“Take a key for coming in!”
The kingdom of Hus is in trouble. Princess Prin-Prin (aka Guinevere), last of the royal bloodline and ruler of the kingdom, has been kidnapped by Satan, a minion of the evil Astaroth (aka Hades).
The evil demon king plans on using her royal blood to invade the human realm. As luck would have it, our valiant hero Arthur happened to be with Prin-Prin at the time of her abduction and sets off on a quest to right the wrongs of the threat that is Astaroth.
And so begins the first of many adventures of the hero known only as “Arthur” in the 1985 Capcom game, Ghosts ‘n Goblins. Ghosts ‘n Goblins (also known by the original Japanese name, Makaimura (Demon World Village) introducues us to Arthur, armed only with his trusty suit of armour and lance.
By destroying enemies carrying clay pots, has the chance of acquiring other weapons including dagger, an axe, shield, that god awful torch and a crucifix (more about THAT later). Playing the game back in the day, I always had a preference for carrying the dagger, as it allowed for super fast attacks, albeit doing less damage per hit.

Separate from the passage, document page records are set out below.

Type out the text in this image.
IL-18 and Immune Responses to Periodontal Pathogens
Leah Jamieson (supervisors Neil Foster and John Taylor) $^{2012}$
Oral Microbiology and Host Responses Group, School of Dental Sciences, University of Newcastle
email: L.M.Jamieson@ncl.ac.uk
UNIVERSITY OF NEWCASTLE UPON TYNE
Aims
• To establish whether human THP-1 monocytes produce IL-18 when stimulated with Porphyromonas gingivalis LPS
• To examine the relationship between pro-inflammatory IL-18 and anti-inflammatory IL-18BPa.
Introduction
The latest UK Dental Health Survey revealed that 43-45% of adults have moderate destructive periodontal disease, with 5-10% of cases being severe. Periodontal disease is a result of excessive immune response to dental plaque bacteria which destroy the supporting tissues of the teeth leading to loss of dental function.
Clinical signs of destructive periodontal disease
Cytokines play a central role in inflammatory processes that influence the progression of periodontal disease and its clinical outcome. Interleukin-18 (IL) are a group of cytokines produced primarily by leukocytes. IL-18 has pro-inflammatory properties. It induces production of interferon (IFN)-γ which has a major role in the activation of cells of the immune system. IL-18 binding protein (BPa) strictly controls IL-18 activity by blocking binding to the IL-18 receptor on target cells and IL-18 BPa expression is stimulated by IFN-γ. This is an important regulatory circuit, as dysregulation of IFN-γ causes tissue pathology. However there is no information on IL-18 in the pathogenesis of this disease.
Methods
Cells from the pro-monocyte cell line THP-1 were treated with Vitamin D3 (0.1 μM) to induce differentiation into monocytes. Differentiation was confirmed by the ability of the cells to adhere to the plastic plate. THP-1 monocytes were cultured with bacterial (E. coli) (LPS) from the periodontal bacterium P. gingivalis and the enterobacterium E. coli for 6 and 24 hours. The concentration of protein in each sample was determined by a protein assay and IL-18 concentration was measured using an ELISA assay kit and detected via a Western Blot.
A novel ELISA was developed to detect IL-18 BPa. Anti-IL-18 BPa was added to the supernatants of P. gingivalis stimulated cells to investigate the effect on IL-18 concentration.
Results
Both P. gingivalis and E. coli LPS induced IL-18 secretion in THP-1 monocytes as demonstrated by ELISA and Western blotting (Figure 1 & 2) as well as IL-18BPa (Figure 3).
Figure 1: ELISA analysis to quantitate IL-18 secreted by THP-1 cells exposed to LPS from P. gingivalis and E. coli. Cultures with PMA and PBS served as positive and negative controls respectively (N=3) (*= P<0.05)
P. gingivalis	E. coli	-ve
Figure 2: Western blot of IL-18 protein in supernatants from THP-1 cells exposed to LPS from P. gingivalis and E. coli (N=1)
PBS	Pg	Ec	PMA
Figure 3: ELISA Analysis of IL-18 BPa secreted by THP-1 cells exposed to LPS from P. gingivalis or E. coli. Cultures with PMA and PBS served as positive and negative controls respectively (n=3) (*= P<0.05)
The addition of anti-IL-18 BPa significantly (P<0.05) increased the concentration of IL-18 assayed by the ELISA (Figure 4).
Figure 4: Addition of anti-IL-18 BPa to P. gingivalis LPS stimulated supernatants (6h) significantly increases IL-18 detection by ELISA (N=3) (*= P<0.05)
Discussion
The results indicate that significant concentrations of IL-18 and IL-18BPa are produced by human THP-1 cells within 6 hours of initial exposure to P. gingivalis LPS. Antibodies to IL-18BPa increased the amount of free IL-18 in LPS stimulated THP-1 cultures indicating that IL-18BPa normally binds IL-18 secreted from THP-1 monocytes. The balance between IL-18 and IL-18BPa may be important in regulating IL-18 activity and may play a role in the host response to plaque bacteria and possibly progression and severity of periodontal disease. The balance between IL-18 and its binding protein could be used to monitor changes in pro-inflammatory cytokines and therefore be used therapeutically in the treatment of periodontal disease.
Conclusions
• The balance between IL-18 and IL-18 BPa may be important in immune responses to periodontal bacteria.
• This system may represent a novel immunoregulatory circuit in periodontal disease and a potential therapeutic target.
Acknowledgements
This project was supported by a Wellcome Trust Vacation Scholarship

I have vivid memories of playing Ghosts n’ Goblins outside of my local take-away. It was often crowded by a group of ‘big kids’ and one sunny day, my friend Matt and I took off for the shops, me on my bike, and Matt on his skate board. Once there I was challenged to a game of GnG by one of the local big kids. The loser was to pay for the next game.
Challenge accepted, even though I had no way of paying for an extra game were I to lose. (Surely not!?).
It wasn’t long before the score was well and truly stacked against me, and it was time to cough up the twenty cents for the his game. Lucky for us our young legs were able to elude them as we peddled / skated for our lives as they gave chase.
Unlike the ‘big kids’, Arthur was relentless. Even when he was left standing only in his now iconic boxer shorts, having had his armour knocked off by a nasty red-headed Zombies, Arthur pressed on. Through the gloomy Graveyard, trudging through the haunted forest, through towns, palaces and caves Arthur pressed on through the games six gates. Finally Arthur confronts Astoroth . . . and is met with this screen..
You are then forced to play the entire game on a higher difficulty level until you can confront Astoroth a second time. This time around, you had better pick up that crucifix weapon before you get to the end boss, because if you don’t, the game will restart at the beginning of level 5 and you will have to play through levels 5 and 6 again and again and again until you have the right weapon.
Aarrgrgghhhh!!! Now you know why it is commonly known as one of the most difficult arcade games ever released.
Despite all of that, I adored this game on so many different levels. The music and sound effects grabbed me, I loved the varied enemies from the zombies to the dastardly Red Arremer and the well designed and varied levels. I loved the little hidden extras like jumping in the right spot for hidden loot and wizards that appeared from gravestones to turn you into a frog.
Arthur went on to appear in a number of sequels and spin offs including Ghouls ‘n Ghosts, Ultimate Ghouls ‘n Ghosts, Marvel vs. Capcom: Fate of Two Worlds, Canon Spike for the Dreamcast, We Love Golf! for the Nintendo Wii as well as numerous cameos in other games. The original GnG was also ported to a huge number of platforms including the Commodore 64, ZX Spectrum, Amstrad CPC, Atari ST, IBM PC compatibles, Commodore 16, Sharp X68000, Nintendo Game Boy Color, Game Boy Advance, and NES. Phew.
I owned the C64 version of the game (which featured some great music by Mark Cooksey) which was actually missing a few levels from the original arcade, and the final boss battle was not with Astaroth, but with the Dragon. I remember a copy of the C64 being lent to a school friend at the time, Stephen, who returned it the next day having had it banned from his house by his mother who was not at all impressed with Satan being portrayed on the front cover of the game. Ha!